Il résulte de cette circonstance que la SCI ALV4 doit bénéficier de la présomption de l’article 2276 du code civil et en tant que possesseur actuel des échelles.
Ainsi, la société [Z] sera déboutée de sa demande de reconnaissance de propriété sur les échelles.
Les parois de bois décorées
S’agissant des parois de bois décorées, la défenderesse indique qu’elles sont un élément de décoration à l’occasion des 40 ans de l’entreprise en 2008.
Elle explique que la circonstance que ces panneaux aient été décorés par l’entreprise DECLIC ne démontre pas la propriété de la SAS [Z] et aucune pièce ne permet d’affirmer que les parois elles-mêmes aient été commandées par l’entreprise [Z].
Il résulte de la facture DECLIC PUBLICITE du 28 janvier 2008 comporte une prestation de fourniture et pose d’autocollant adhésif d’un logo et d’une mention « 1968-2008 » en collage « sur support fait par vos soins » dont le financement a été réalisé au moyen d’un prêt justifié par la SARL [Z] (mention DECLIC PUB pour 3230 euros dans le récapitulatif du prêt).
Il en résulte que même s’il est démontré le paiement par la SAS [Z] des autocollants adhésifs qui ont été apposés sur les supports litigieux, cet élément ne démontre pas l’origine de la propriété de ces supports bois « fait par les soins » de l’entreprise.
En conséquence, la SCI ALV4 doit bénéficier de la présomption de l’article 2276 du code civil et en tant que possesseur actuel des panneaux.

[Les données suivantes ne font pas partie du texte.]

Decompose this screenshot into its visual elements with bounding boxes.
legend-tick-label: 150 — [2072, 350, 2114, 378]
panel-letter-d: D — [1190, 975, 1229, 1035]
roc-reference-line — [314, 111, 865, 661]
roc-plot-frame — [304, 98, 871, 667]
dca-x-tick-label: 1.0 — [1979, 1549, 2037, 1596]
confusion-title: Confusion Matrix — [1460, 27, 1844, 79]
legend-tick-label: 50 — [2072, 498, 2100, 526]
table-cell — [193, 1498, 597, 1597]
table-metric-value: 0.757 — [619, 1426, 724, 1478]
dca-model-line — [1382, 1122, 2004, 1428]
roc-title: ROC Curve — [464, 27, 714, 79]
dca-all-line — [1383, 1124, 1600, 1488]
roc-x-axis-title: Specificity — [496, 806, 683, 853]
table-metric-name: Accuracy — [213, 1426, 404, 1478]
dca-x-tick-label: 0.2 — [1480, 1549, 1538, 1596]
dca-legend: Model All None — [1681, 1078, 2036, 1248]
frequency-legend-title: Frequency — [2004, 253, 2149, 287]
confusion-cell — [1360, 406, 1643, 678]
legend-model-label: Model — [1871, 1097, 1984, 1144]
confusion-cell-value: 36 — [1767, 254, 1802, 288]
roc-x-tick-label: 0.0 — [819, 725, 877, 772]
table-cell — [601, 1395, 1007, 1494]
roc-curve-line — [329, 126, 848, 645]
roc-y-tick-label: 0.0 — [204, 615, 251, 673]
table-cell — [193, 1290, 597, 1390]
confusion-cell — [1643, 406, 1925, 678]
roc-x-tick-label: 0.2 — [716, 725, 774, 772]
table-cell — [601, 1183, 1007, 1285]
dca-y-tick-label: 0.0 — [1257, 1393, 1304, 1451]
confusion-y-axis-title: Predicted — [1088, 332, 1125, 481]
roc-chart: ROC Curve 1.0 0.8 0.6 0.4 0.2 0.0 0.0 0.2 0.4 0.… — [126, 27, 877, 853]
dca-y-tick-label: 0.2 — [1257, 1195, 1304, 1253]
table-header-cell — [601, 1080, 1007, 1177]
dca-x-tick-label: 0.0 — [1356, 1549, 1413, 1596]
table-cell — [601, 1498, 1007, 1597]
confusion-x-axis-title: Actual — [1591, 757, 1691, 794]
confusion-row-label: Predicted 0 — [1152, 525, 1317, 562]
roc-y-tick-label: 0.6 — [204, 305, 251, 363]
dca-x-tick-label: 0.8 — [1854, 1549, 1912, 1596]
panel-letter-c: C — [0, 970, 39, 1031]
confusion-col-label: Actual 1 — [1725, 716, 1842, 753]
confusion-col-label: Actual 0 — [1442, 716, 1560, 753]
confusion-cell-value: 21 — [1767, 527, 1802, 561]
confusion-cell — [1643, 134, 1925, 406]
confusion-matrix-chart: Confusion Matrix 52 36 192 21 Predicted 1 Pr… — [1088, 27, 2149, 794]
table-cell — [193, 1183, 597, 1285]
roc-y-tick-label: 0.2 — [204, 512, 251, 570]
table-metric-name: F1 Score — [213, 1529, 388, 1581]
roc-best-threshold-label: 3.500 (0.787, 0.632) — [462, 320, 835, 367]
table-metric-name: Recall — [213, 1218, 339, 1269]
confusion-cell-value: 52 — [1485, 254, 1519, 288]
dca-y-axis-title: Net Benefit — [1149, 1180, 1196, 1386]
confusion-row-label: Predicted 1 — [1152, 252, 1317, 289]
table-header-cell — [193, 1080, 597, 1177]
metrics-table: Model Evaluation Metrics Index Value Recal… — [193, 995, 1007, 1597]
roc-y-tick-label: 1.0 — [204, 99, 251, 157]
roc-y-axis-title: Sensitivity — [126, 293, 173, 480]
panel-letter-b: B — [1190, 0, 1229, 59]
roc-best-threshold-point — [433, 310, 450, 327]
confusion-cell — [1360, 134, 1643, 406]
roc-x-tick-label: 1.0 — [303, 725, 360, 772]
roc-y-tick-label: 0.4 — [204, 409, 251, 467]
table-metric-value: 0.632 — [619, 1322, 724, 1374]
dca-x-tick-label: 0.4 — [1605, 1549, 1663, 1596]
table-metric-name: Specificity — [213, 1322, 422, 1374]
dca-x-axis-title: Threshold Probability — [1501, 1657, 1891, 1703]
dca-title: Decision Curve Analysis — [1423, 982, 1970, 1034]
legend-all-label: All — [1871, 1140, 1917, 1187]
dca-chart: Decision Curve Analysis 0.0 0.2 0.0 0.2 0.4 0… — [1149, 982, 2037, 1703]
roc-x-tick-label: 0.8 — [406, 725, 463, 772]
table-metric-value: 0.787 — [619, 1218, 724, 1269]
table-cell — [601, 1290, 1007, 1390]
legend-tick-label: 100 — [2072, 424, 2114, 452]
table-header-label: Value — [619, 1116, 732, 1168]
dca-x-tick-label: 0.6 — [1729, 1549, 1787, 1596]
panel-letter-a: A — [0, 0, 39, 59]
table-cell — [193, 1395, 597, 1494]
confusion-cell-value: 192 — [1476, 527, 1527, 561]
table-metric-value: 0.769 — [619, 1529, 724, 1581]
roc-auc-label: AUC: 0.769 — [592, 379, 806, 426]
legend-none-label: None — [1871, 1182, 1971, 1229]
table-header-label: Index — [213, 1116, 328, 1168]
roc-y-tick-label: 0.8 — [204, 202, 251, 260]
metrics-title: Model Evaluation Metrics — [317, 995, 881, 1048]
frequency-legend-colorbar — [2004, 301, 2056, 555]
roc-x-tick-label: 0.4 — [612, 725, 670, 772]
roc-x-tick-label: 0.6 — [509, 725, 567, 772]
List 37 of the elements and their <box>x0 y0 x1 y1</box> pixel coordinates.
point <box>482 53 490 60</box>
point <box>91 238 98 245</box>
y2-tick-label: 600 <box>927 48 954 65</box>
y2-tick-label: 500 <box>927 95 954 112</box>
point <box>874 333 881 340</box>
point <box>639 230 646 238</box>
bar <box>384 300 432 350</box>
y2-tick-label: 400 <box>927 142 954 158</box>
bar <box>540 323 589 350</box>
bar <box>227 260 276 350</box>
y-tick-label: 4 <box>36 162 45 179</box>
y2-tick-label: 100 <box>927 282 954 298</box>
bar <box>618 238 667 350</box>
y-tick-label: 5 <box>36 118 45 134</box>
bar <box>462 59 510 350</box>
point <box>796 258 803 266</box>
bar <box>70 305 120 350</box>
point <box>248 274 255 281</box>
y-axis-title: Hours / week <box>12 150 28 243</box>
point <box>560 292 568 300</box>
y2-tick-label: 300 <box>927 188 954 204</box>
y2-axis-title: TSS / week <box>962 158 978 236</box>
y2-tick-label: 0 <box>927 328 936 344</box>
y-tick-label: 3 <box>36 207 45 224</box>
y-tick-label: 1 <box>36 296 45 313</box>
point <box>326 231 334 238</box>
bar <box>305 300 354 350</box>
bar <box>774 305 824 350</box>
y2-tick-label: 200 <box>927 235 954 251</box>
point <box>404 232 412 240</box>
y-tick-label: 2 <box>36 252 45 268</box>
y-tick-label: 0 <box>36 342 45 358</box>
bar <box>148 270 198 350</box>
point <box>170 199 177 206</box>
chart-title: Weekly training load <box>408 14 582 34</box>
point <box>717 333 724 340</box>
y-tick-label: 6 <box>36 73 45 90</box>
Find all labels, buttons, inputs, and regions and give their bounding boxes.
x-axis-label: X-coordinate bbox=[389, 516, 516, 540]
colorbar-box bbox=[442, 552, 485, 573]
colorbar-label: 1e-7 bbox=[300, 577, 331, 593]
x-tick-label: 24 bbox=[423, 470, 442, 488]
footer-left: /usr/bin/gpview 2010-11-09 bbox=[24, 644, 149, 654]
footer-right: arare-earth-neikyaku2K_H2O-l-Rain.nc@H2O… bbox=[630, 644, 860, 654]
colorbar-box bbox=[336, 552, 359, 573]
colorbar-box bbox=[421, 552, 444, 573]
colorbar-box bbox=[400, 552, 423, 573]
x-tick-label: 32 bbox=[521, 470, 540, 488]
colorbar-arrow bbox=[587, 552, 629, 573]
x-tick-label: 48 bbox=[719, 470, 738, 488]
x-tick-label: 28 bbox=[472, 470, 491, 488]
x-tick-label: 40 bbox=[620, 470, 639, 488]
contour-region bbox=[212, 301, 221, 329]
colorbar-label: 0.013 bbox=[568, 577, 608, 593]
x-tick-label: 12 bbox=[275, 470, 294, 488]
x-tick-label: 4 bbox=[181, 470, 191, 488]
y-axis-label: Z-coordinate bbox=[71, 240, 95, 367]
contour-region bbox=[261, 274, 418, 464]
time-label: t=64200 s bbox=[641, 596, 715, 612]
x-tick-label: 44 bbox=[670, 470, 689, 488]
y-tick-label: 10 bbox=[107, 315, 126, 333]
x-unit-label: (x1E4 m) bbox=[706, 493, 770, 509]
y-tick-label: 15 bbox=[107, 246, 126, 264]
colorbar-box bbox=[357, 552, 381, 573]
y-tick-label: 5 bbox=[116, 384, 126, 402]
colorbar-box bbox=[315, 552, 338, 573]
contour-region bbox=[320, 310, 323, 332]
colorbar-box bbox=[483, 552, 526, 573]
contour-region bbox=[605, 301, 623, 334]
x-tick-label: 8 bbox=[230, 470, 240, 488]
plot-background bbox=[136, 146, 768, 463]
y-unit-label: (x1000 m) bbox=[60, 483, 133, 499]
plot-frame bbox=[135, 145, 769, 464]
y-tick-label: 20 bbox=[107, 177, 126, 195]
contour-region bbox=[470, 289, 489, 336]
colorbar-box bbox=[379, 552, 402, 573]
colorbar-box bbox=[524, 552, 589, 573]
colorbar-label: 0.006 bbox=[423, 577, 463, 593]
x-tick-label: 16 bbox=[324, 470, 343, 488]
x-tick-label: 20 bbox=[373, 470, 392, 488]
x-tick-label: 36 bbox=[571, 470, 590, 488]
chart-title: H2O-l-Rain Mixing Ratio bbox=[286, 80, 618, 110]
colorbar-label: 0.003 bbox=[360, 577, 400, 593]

Ainsi, la société [Z] sera déboutée de sa demande de reconnaissance de propriété sur les parois de bois décorées.
Il résulte de ces éléments que la société [Z] ne parvient pas à démontrer sa propriété s’agissant du pont roulant, du stock de pierres, des échelles et des parois de bois décorées.
En conséquence, elle sera déboutée sa demande tendant à la condamnation à restitution de ces éléments par la SCI ALV4.
Par ailleurs, succombant à cette prétention principale, elle sera déboutée de sa demande tendant au remboursement des frais engendrés par les restitutions ordonnées par l’arrêt de la Cour d’appel de [Localité 7].
Eu égard au débouté de sa demande principale, elle ne démontre pas davantage l’existence d’un préjudice de jouissance et d’un préjudice moral et en sera déboutée également.
Sur les frais du procès
Selon l’article 696 du code de procédure civile, la partie perdante est condamnée aux dépens, à moins que le juge, par décision motivée, n’en mette la totalité ou une fraction à la charge d’une autre partie.
En application de l’article 700 du même code, le juge condamne la partie tenue aux dépens ou qui perd son procès à payer à l’autre partie la somme qu’il détermine, au titre des frais exposés et non compris dans les dépens.
L’article 514 du même code prévoit que les décisions de première instance sont de droit exécutoires à titre provisoire à moins que la loi ou la décision rendue n’en dispose autrement.
En l’espèce, la SAS [Z] succombe en ses demandes et sera condamnée aux dépens.
Elle sera condamnée à verser à la SCI ALV4 la somme de 2000 euros au titre des dispositions de l’article 700 du code de procédure civile.
Il n’y a pas lieu d’écarter l’exécution provisoire de droit de la présente décision.
PAR CES MOTIFS
Le Tribunal, statuant par mise à disposition au greffe, par décision contradictoire rendue en premier ressort,
DÉBOUTE la SAS [Z] de sa demande au titre de la reconnaissance de la propriété sur le pont roulant, le stock de pierres, les échelles et les parois de bois décorées ;
DÉBOUTE la SAS [Z] de sa demande de restitution sous astreinte par la SCI ALV4 de ces éléments ;
DÉBOUTE la SAS [Z] de sa demande de condamnation à remboursement des frais engendrés par les restitutions ;
DÉBOUTE la SAS [Z] de sa demande au titre du préjudice de jouissance ;
DÉBOUTE la SAS [Z] de sa demande au titre du préjudice moral ;
DÉBOUTE les parties de leurs autres demandes ;
CONDAMNE la SAS [Z] aux dépens de l’instance ;
CONDAMNE la SAS [Z] à payer à la SCI ALV4 la somme de 2000 euros au titre des dispositions de l’article 700 du code de procédure civile ;
DIT n’y avoir lieu d’écarter l’exécution provisoire de droit.